Portanto, o problema é que Graciela já não consegue mais amar o Santiago, e se culpa porque a condição de preso político do marido se arrasta durante anos, o que faz com que sua vida fique emperrada até que resolve declarar sua paixão por Rolando. Um dos aspectos mais pungentes na alternância de vozes do livro é que ao mesmo tempo temos acesso às cartas de Santiago, com sua paixão por Graciela, e conhecemos o embate que se passa dentro dela (o marido ficando a cada ano mais e mais fantasmático). Não haverá mais Penélopes à espera dos desterrados Ulisses? “Ah, se pudesse jogar no imperialismo a culpa por essas olheiras”, diz outro personagem. Também conhecemos o papel secundário que os maridos militantes (Rolando é um caso à parte, um solteirão inveterado, don juan) reservam às mulheres, o machismo-leninismo dos ilustres varões”.

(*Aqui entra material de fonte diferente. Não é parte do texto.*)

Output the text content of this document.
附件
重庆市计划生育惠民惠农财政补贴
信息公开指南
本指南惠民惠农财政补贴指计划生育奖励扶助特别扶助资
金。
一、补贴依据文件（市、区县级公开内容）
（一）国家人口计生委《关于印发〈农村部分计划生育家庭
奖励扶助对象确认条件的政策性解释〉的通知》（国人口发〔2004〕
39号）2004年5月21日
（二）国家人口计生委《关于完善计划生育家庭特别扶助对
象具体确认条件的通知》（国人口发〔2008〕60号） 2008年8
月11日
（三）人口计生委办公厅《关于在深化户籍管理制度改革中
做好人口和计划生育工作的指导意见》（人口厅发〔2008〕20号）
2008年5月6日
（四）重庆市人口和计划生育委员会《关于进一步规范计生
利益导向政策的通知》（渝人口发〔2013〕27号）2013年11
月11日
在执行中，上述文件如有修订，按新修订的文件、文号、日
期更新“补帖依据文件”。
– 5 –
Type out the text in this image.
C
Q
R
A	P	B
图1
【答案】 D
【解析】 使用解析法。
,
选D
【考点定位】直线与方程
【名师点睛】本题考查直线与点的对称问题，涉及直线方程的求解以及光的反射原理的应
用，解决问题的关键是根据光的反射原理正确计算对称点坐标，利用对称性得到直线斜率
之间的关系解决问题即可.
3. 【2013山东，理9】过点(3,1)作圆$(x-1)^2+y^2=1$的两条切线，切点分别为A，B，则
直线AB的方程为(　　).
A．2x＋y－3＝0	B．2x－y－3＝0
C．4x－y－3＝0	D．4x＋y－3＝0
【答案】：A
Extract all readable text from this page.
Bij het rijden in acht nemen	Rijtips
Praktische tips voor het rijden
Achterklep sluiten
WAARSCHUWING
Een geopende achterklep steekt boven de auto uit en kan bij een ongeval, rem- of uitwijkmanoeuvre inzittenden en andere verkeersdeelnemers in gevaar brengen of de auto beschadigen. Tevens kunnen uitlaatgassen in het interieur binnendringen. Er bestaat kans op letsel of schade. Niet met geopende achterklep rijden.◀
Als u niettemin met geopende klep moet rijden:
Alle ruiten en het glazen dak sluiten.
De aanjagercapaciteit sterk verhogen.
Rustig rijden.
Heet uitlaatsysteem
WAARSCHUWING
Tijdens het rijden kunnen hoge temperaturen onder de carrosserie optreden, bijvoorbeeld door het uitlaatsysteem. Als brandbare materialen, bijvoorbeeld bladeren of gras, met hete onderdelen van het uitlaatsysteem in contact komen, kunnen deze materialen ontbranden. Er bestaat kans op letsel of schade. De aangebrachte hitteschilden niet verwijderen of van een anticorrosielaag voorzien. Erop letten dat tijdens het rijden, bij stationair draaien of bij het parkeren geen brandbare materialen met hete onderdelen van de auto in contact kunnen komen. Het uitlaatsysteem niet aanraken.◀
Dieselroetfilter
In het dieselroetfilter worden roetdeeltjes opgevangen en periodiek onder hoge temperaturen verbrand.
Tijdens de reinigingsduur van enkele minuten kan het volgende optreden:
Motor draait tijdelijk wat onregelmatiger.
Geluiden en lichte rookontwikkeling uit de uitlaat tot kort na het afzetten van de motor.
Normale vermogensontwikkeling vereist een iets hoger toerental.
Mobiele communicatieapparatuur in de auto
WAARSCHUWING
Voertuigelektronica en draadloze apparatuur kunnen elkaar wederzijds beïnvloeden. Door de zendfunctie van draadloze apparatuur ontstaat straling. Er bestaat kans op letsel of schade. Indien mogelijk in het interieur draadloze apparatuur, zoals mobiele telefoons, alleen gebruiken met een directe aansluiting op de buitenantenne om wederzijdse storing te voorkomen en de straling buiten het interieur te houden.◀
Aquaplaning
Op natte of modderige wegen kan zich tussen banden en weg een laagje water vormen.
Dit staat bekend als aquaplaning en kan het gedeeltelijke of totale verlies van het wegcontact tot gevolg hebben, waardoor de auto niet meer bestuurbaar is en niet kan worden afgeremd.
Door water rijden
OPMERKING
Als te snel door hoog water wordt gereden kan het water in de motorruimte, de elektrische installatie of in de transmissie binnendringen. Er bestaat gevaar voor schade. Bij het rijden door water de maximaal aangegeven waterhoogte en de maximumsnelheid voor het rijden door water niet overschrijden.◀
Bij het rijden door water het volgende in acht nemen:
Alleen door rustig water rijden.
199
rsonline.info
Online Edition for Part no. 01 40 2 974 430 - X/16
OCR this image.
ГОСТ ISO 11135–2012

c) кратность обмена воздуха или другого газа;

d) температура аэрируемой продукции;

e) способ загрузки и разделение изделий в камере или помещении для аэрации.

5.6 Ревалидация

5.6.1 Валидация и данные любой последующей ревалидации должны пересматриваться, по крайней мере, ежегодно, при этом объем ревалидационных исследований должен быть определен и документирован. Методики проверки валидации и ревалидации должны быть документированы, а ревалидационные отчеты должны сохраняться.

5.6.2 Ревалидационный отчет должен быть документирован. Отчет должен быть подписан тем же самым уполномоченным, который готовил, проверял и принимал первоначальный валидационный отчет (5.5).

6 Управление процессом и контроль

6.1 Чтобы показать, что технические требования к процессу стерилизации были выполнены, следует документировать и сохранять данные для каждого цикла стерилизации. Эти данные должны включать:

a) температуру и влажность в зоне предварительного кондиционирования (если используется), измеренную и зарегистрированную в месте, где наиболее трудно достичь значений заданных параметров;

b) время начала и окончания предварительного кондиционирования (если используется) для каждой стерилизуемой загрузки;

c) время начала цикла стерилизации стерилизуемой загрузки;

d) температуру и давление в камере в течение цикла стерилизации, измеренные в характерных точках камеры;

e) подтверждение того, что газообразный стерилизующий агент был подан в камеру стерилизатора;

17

Até voltar em 1983 ao Uruguai Benedetti viveu na Argentina, no Peru (de onde foi expulso). Durante alguns anos sua obra girou em torno da descompressão do golpe (com todos os sentidos que a palavra pode ter), o “desexílio”, como chamava.

Primavera num espelho partido, que é de 1982, se situa nessa fase, entre os poemas de Vento do exílio (1981) e os ensaios de O desexílio e outras conjeturas (1984). “O exílio (interior, exterior) será uma palavra-chave desta década”. O título tem sua justificação interna (fora sua justificação poética) no relacionamento entre Santiago e a mãe. Dom Rafael lembra: “Quando tínhamos apenas dois anos de casados, em um dos seus infreqüentes impulsos de confidência, que eram como uma concessão que nos fazia às vezes (a ela e a mim), disse que bom seria morrer ouvindo alguma das Quatro Estações, de Vivaldi. E muitos anos depois, exatamente em dezessete de junho de mil novecentos e cinqüenta e oito, quando estava lendo e de repente ficou imóvel para sempre, no rádio (não era sequer um toca-discos) estava tocando a Primavera.  Santiago ficou sabendo e talvez por isso essa palavra, primavera, tenha se ligado para sempre à sua vida.  É como o seu termômetro,  seu padrão, sua norma”…

Todos os personagens e situações do romance são interessantes, porém Benedetti é particularmente feliz na criação da pequena Beatriz. Além do tour-de-force da linguagem (mimetizando a lógica infantil, por isso é sensacional o capítulo em que ela confunde “poluição” com “polução”), há a perplexidade (que eu nunca vi ser tão bem colocada) da criança que tem um pai preso e de quem se diz que é um herói e não um criminoso. Como ajustar isso a uma percepção incipiente da realidade? “Liberdade quer dizer muitas coisas. Por exemplo, se você não está presa se diz que está em liberdade. Mas meu pai está preso e no entanto está em Liberdade, pois é assim que se chama a prisão onde está há muitos anos… Meu pai é um preso, mas não porque tenha matado ou roubado ou chegado tarde à escola. Graciela diz que meu pai está em Liberdade, ou seja, preso, por suas idéias. Parece que meu pai era famoso por suas idéias. Eu também tenho idéias, às vezes, mas ainda não sou famosa. Por isso não estou em Liberdade, ou seja, não estou presa… De forma que liberdade é uma palavra enorme. Graciela diz que ser um  preso político como meu pai não é nenhuma vergonha. Que é quase um orgulho. Por que quase? É orgulho ou é vergonha? Gostaria que eu dissesse que é quase vergonha? Estou orgulhosa, não quase orgulhosa, de meu pai, porque teve muitíssimas idéias, tantas e tantas que foi preso por causa delas. Acho que agora  meu pai vai continuar tendo idéias, idéias espetaculares, mas é quase certo que não fale sobre elas com ninguém, porque se falar, quando sair da Liberdade para viver em liberdade, podem fechá-lo outra vez na Liberdade.  Estão vendo como é enorme?”. Com uma realidade como a latino-americana (espelho partido) essa é uma lógica de rigor impecável.